La combo “A l’insurrection”/”La loi de la nation”, poi, brilla di quella luce propria derivante da una scrittura particolarmente sentita e ispirata, rendendo le due canzoni tra le migliori del lotto; anche a fronte di una certa compattezza generale e dell’assenza di grandi scossoni a livello di varietà (e se i Griffon scegliessero in futuro di tentare soluzioni ancora più audaci, siamo sicuri che i risultati sarebbero ottimi), quei due pezzi sono la punta rinforzata di un proiettile velocissimo che passa attraverso lasciando una ferita pulita e micidiale quanto basta.

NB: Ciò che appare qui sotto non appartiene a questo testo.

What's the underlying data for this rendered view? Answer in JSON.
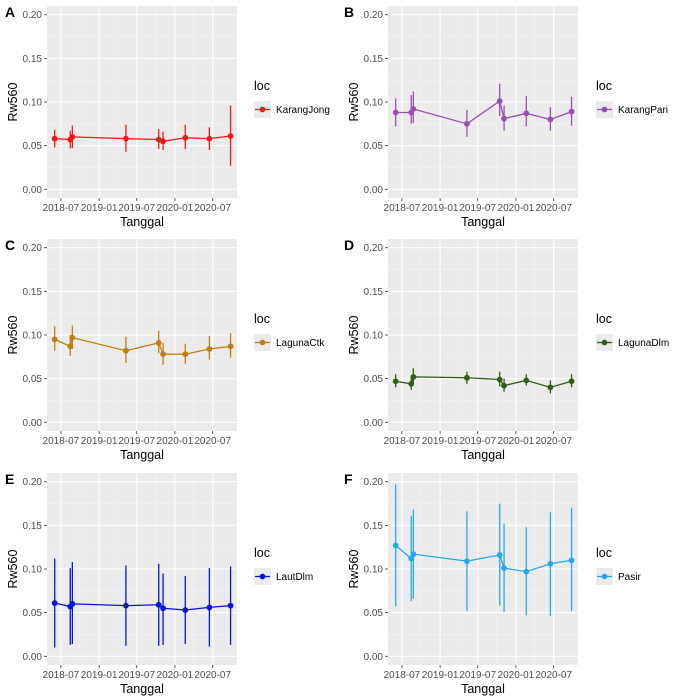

Accompagnato dall’ennesima, bellissima copertina firmata da Adam Burke, “De Republica” è un inno nero e sontuoso, orgoglioso e sprezzante (come solo i francesi sanno essere) alla democrazia, libera e laica, e alla lotta per mantenerla costantemente tale. Terzo album, decisamente buona conferma: chapeau, non c’è che dire.